El valor de la soberbia (¿o la negación?)
‘Tres del cuarteto de aspirantes a la silla presidencial mexicana terminarán como personajes de reparto’
José Antonio Meade está convencido de que será el próximo presidente de México. Ricardo Anaya también. Andrés Manuel López Obrador, líder en las encuestas, está seguro de que en diciembre despachará en Palacio Nacional. Margarita Zavala, ex primera dama, cree que regresará a Los Pinos, pero ahora para regentear el changarro. Tres de estos cuatro están equivocados, obviamente, pero es tal la vehemencia de los argumentos de cada cual, el brillo de sus pupilas cuando hablan del futuro, el fervor de sus círculos inmediatos que uno podría suponer que hay cuatro tronos aguardando detrás de la boleta electoral.
¿Qué llevó a creer a Margarita Zavala, esposa de Felipe Calderón, que podría ganar las elecciones por sí misma y sin partido, cuando su marido apenas obtuvo el 36% de los votos 12 años antes, entre sospechas de fraude electoral y pese a contar con el apoyo de la maquinaria del Estado? En algún lugar de su mente, supongo, ella asumió que las muchedumbres saldrían a su paso ante el simple anuncio de su candidatura.
La misma substancia que circula por las venas de Meade, el candidato priista, quien ha terminado por interpretar los reportes de prensa que recibe de sus allegados y los vítores de las multitudes acarreadas como heraldos que anuncian su victoria. No importa que su candidatura no despegue salvo en sus propias encuestas, que los escándalos de corrupción mantengan al partido que representa y a su presidente en los niveles de reprobación más altos en la historia o que la prensa extranjera prácticamente lo dé por muerto. Su convicción es genuina: el primero de diciembre estará enfundado en la banda presidencial.
Lo entrevisté hace unos días (para el portal Sinembargo.mx) y me sorprendió la confianza categórica y absoluta de sus certezas. Lo más sorprendente es que todos cuantos le rodeaban no solo estaban convencidos de lo mismo; lo envolvían con la admiración y la reverencia propias de la experiencia religiosa que uno podría encontrar en las iglesias (o bueno, al menos en la de Enrique Peña Nieto).
Paradójicamente el cuarto de guerra de Ricardo Anaya profesa la misma devoción por su mesías. El candidato del Frente (cuyo principal soporte es el PAN, el partido conservador en México) finca su confianza en el ímpetu que le otorgan sus 39 años y en el hecho de que a principios de sexenio era un perfecto desconocido. Hoy enfrenta un rezago de 12 o 13 puntos con respecto al candidato de la izquierda, pero él actúa como si llevase 12 puntos de ventaja.
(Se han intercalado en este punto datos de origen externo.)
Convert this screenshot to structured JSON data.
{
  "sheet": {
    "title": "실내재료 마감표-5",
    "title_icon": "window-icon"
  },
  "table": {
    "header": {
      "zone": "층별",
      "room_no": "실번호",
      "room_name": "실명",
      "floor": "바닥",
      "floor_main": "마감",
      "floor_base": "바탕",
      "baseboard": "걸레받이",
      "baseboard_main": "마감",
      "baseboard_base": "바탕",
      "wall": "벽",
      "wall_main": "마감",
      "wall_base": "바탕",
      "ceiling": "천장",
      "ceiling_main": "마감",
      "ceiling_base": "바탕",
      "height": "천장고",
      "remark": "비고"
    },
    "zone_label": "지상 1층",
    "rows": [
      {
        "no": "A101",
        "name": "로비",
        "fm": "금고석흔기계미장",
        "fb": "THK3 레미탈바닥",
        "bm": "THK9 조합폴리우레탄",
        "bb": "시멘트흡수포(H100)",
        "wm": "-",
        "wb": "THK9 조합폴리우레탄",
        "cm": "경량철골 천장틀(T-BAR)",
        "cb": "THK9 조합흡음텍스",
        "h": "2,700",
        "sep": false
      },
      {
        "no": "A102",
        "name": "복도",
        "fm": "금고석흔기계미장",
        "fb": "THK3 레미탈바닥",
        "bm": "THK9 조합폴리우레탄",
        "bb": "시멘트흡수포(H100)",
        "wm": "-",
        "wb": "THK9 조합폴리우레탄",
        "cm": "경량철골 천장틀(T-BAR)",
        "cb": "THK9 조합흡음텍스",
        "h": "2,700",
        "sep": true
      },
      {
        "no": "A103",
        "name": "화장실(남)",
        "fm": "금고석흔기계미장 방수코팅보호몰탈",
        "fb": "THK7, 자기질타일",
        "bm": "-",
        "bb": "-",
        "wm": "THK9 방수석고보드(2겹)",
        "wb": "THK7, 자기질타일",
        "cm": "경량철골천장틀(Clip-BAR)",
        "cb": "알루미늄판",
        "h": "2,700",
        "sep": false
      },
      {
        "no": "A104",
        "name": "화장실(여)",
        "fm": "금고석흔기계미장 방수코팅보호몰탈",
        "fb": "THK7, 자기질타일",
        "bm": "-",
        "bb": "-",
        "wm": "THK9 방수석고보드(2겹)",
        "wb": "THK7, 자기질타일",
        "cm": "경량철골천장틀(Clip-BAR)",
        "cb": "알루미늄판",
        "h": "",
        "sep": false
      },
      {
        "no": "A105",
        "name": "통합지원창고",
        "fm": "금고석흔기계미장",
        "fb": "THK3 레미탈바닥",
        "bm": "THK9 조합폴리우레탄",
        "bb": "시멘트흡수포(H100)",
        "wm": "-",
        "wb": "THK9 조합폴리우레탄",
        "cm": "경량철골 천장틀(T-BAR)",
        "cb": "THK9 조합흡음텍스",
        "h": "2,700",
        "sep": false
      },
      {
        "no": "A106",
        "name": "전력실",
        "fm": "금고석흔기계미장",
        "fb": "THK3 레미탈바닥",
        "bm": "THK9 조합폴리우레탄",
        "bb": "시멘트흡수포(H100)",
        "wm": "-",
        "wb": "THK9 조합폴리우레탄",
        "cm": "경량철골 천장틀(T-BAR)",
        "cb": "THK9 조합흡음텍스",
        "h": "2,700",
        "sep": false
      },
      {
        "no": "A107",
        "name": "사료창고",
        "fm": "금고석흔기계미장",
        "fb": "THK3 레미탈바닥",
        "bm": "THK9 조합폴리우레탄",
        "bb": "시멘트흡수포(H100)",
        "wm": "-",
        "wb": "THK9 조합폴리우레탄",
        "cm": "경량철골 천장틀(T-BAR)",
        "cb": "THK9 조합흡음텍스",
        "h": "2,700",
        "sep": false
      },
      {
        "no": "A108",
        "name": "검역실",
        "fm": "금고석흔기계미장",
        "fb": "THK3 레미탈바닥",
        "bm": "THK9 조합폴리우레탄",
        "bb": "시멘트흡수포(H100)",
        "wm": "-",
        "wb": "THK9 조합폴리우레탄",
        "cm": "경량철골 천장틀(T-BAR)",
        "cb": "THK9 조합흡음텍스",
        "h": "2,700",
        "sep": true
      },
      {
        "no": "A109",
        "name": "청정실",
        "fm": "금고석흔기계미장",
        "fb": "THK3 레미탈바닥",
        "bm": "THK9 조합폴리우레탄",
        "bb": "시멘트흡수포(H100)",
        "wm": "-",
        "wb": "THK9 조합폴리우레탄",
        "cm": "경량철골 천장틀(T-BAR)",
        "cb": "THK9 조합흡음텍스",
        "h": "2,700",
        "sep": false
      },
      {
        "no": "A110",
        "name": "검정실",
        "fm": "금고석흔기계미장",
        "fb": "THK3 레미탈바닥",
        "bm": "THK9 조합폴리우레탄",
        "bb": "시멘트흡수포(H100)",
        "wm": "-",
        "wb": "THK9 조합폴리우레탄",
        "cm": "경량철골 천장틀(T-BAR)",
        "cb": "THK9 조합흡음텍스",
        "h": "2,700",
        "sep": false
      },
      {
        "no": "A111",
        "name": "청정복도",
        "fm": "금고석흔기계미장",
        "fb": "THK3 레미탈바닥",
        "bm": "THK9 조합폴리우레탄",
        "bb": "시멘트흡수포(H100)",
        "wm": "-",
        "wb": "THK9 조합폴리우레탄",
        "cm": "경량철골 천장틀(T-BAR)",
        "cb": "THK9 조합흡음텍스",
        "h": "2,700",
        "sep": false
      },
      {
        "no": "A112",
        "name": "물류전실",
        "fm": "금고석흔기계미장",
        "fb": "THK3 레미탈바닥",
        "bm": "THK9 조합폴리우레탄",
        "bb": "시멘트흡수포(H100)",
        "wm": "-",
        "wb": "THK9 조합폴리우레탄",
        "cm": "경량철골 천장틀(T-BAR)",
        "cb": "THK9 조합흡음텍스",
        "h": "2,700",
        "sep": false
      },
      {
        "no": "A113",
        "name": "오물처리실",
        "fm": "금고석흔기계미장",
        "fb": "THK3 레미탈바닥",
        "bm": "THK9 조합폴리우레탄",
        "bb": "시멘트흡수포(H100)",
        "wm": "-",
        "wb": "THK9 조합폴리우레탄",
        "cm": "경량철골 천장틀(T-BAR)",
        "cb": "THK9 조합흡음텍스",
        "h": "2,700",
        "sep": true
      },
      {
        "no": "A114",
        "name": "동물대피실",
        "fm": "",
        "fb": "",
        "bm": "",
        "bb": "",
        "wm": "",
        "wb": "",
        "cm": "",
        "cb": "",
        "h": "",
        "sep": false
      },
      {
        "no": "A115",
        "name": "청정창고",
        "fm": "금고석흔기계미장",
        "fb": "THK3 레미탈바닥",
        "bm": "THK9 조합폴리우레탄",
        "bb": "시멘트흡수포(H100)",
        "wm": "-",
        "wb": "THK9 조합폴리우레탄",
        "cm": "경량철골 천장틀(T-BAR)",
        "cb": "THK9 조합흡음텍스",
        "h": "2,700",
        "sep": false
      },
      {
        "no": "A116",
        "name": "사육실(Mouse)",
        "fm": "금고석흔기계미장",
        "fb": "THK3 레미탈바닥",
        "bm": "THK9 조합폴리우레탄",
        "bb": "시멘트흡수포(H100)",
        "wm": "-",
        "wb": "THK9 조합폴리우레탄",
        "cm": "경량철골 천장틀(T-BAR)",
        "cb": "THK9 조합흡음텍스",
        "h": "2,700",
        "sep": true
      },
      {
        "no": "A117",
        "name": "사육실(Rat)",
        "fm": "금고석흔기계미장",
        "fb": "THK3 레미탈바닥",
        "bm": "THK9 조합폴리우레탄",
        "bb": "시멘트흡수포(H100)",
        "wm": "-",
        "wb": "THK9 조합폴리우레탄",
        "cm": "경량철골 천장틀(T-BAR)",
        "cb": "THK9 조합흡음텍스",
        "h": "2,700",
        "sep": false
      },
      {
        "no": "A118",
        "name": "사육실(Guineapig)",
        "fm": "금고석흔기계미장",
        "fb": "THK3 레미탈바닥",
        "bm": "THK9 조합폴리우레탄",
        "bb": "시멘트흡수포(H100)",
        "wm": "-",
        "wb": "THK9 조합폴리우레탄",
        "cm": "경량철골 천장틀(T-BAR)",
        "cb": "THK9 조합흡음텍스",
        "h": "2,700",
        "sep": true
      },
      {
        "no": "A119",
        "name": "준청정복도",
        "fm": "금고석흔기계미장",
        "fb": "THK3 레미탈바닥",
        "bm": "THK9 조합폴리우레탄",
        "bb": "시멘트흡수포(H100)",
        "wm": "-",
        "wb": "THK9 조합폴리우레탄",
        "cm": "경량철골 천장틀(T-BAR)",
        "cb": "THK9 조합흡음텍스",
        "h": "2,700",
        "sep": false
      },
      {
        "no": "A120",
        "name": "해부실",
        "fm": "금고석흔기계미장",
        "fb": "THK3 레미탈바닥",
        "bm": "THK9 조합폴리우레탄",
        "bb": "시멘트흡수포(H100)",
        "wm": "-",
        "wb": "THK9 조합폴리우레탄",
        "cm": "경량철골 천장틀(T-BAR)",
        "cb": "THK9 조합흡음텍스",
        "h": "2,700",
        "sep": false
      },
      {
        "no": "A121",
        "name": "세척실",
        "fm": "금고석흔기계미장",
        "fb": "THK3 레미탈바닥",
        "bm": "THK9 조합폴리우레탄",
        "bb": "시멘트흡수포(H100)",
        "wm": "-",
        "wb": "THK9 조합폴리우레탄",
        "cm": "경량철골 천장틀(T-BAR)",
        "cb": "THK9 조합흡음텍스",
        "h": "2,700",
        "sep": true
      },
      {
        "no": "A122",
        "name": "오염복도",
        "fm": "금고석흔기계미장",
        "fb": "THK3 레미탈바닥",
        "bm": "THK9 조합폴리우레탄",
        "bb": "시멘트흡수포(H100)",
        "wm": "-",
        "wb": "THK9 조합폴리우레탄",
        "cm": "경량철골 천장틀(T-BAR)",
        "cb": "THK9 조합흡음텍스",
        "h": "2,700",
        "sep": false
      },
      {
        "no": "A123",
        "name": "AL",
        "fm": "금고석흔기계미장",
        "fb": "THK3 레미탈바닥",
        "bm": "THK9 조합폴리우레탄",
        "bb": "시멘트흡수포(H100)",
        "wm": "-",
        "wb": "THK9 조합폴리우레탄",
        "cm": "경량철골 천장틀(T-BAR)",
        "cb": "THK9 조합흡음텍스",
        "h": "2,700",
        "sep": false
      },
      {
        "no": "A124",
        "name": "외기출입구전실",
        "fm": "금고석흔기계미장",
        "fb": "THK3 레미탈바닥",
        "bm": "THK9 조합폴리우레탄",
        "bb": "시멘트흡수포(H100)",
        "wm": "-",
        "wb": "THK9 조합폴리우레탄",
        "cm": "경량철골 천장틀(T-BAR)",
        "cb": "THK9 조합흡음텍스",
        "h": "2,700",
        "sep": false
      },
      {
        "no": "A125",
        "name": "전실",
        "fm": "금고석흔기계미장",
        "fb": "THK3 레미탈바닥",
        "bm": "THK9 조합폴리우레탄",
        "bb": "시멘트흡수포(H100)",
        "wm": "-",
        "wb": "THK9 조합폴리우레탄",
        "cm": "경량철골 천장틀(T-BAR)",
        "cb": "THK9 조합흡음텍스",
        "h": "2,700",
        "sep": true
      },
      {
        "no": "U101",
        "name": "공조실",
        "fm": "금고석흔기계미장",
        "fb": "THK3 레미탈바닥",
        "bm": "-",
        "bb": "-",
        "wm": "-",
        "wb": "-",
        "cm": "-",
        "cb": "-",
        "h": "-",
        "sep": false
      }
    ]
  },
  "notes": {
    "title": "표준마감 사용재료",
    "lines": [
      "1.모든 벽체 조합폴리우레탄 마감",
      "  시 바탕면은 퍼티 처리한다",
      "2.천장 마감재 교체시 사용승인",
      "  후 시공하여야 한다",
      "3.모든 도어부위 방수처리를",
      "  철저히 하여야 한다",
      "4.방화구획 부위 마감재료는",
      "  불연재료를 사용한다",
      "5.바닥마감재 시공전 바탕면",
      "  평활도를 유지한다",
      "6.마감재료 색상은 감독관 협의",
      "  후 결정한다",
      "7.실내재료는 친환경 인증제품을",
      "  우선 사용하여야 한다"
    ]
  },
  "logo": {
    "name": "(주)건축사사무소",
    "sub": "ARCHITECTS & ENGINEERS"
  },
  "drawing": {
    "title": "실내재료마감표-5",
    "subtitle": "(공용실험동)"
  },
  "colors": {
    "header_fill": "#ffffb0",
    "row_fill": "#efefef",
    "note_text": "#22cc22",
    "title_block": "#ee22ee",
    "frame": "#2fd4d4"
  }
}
Sus apariciones públicas son una fiel imitación de las que hacía Steve Jobs, de Apple, no solo por el estilo TED Talks de la puesta en escena sino también por el desdén triunfante con el que mira a sus adversarios.
Y si hablamos de fervor de culto, no hace falta describir la pasión exaltada que reina en los meandros de Morena, sabiéndose punteros en las encuestas. Un cuarto de guerra en el que todos comienzan a saludarse con un «hola, señor secretario», «qué tal, señora subsecretaria».
Supongo que las grandes aspiraciones políticas no se consiguen sin una dosis considerable de ambición. Cualquiera que se sienta con los méritos suficientes para aspirar a dirigir los destinos de todos sus conciudadanos requiere de un ego de proporciones épicas.
Hay sin duda una cuota de soberbia que resulta indispensable para blindarse frente a los contratiempos y las muchas probabilidades adversas. Pero también requiere una buena capa de autoengaño. «Nunca subestimes la importancia de la negación», afirmó Kevin Spacey en American Beauty para explicar la supervivencia de un hogar disfuncional. Dejar de ver el elefante en la habitación, negarse a aceptar los datos que la incómoda realidad se empecina en enviarnos.
Sin esa soberbia teñida de auto negación ni Hernán Cortés, ni Fidel Castro cuatro siglos después, se habrían subido a un barquito para intentar una misión a todas luces descabellada. Aunque también es obvio que tras el intento de cada Cortés y cada Fidel existen docenas o cientos de experiencias frustradas en las que la realidad cobra factura. En cada elección presidencial hay dos o tres derrotados que juraban estar destinados al triunfo.
Tres de este cuarteto de suspirantes por la silla presidencial terminarán como personajes de reparto de esta historia. Los cuatro están convencidos que los otros no son más que animadores de su conquista histórica. Y tienen razón. Pero sólo uno ellos. ¿Cuál?